Name eight cheeses that any cheese head must try before being given the honor of wielding such a title and share with us three cheese makers that we should be watching.
I’m going to flip this question around! I can’t help myself! The goal of a cheese head should be to try EVERY possible cheese they can. Good cheese, bad cheese, ALL cheese. The great thing about cheese is that every wheel is different, mutable. There are cheeses I’ve eaten for years that STILL surprise me and express something new to me when I eat them. There are so many talented cheese makers! Some just have “the touch”. Because my approach can be quite mystical, I tend to admire the work of iconoclastic producers who are able to somehow infuse a ‘fingerprint” on all of their cheeses, a unique point of view so to speak. Their work is not necessarily consistent in terms of production amount or style, but their cheeses are consistently great.
Consumers need to start looking at cheese as producer-driven, like wine. Not “I want a cheddar”, but I want something from this producer, whatever they are working on RIGHT NOW. That said, I’d gladly cuddle in the barn with Laini Fondiller of Lazy Lady Farm, Kelly Estrella of Estrella Family Creamery, Michael Lee of Twig Farm, Rick and Helen Feete of Meadow Creek Dairy, Soyoung Scanlan of Andante Dairy, Brad Parker of Pipe Dreams Farm, Nancy Richards of Bronson Hill Cheesery, I could go on and on and on…
And lastly, pastry chef Plino Sandalio of gouda ice cream fame wants you to explain for him the meaning of “they need some cheese for that cracker,” besides, well, you know, that crackers need love too.

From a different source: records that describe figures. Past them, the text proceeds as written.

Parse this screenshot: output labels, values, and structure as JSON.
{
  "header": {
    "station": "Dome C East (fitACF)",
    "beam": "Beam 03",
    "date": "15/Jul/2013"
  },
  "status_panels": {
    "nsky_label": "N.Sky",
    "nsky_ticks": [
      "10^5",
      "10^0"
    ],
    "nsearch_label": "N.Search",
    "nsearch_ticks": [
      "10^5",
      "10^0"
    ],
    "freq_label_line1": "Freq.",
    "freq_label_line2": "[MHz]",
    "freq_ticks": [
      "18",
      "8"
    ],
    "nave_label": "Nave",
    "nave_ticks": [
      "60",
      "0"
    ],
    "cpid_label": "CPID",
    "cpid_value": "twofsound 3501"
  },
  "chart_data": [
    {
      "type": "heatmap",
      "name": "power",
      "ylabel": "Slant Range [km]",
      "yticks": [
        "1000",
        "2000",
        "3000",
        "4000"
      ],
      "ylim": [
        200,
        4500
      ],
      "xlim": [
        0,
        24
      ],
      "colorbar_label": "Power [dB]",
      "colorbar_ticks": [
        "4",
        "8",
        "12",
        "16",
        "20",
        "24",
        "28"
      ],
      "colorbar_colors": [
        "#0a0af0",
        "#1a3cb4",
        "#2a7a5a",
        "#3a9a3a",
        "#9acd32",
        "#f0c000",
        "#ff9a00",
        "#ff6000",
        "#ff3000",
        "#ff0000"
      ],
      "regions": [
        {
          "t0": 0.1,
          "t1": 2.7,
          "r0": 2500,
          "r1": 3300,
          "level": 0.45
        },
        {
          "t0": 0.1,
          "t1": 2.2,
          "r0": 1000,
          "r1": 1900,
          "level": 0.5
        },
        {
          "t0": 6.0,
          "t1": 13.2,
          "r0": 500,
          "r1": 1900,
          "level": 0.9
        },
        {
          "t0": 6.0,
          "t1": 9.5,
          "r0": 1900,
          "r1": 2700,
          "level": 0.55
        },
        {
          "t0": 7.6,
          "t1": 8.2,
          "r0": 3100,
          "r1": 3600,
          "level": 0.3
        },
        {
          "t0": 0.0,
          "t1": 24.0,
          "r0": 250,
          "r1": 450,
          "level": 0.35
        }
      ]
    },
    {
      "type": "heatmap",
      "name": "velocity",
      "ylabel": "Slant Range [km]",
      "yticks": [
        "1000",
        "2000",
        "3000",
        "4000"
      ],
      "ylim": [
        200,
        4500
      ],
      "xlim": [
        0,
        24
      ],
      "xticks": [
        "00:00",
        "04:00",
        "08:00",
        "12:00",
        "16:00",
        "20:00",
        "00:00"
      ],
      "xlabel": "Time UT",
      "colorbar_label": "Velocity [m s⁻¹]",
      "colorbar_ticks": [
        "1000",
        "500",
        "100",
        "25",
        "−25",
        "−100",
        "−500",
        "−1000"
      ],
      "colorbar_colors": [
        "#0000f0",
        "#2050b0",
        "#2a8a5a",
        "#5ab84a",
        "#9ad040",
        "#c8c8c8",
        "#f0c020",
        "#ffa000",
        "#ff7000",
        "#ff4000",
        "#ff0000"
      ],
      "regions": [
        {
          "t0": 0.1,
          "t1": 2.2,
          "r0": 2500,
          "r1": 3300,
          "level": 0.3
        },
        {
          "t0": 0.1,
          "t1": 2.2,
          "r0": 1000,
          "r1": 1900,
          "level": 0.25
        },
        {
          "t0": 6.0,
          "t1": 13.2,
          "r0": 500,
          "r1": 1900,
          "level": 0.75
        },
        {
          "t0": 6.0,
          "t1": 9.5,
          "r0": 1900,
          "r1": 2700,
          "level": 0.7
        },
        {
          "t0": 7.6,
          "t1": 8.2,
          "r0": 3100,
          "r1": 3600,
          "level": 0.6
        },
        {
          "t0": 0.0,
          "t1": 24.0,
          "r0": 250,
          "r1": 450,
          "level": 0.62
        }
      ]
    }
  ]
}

I’m no linguist, so I can’t be sure about the origin of this phrase, but I’ll go with my gut. There’s something sexual about it, the assumption of SPREADING something luscious and decadent. There’s also a double meaning for me in that phrase, like crackers are boring white people and cheese is some soul, some flavor, some spice. It’s possible that “They Need Some Cheese For That Cracker” is the follow-up single to James Brown’s “Mother Popcorn”.